Serious question:  Is there anything that Romney says that you think is both (a) incorrect and (b) not justified by saying "winning elections requires strategy"? · 43 minutes ago

I don't agree with all of Romney's policies, I just think he's the best of an imperfect bunch.  In fact, if you notice, that's all we get to run for POTUS in this country are a bunch of flawed candidates.  Why is that, do you suppose?  Could it be because we are talking about politics, perhaps.

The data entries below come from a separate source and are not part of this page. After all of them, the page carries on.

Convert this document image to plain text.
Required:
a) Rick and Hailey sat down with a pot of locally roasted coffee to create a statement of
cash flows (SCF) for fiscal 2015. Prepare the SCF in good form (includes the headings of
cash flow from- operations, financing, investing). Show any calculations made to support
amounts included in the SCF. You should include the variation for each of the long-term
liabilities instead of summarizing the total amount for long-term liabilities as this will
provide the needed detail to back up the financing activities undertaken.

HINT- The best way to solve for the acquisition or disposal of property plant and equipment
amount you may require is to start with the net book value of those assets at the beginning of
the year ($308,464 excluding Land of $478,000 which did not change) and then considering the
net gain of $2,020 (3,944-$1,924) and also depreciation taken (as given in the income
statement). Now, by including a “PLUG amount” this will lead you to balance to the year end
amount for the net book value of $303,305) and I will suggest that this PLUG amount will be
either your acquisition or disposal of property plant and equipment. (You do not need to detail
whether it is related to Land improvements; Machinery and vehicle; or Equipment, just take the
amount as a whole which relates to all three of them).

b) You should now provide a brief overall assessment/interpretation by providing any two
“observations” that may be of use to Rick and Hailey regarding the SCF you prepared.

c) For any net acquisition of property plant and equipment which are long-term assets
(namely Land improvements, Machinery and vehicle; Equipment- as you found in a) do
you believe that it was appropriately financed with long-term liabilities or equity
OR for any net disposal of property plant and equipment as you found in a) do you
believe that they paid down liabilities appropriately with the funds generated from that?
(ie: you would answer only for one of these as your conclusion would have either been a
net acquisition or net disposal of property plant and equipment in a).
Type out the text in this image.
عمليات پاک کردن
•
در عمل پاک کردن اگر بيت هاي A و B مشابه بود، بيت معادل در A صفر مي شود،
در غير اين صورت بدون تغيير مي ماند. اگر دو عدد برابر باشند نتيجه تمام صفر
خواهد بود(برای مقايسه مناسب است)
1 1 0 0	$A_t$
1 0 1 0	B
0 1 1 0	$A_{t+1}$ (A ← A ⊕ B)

My ideology is pure but my outlook is realistic. 

OK, thanks, I see.  I agree with the same concepts.  We simply disagree about the outer bounds of what makes a candidate acceptable (as you know from my recent post on the member feed about Romney), and about what is realistic.   But that's a typical disagreement.  W.F. Buckley's principle is simple and right - but applying it is often difficult.

Douglas
Joined
Mar '11
Douglas

The King Prawn

 

The other problem is convincing all those younger voters to continue paying for an entitlement to which they are not entitled while paying for their own future provision as well. Someone has to bite the bullet. Perhaps it's time for those responsible for these programs to suffer the consequences of their actions. · 1 hour ago

That one's a little easier, King. One, you have a phase-out of the taxes that pay this stuff as well, and totally kill such taxes MUCH earlier than the rest of the phase out. Two, you make up the difference out of general taxation and show the public the bill saying "See? This is how expensive this stuff was, and in a few years, it'll be gone". Think of this approach as one big loan payment book, where the thinner it gets, the better you feel as the debt goes away.

ParisParamus
Joined
May '10
ParisParamus

This tax proposal sounds very reasonable.  If you have a problem with a few of the details, so what:  any proposal will be a creature of Congress as much, or more than the President.

I'm really curious what the posting will look like here on Romneychet--Ricochet--after he wins the nomination, and then the Presidency.  Will there you guys still be attacking Romney in the fall?  After he wins?

You can't win something with nothing, and all of the past and present Romney alternatives are general election nothings.  I'm not even sure Mitch Daniels wouldn't have been a primary loser. 

Romney is, overall, the most conservative of the candidates.  You just don't like his mild-mannered was, so you find flaws in him, and ignore worse flaws in Newt, or Santorum (or Perry).

And you can't deal with the fact that most GOP voters prefer Romney!  HORRORS!

Nothing can't beat something.  Think too steps a head, and realize that Newt, Perry, and Santorum never had a chance.  Grow up and stop cutting off our nose to spite your nation's face.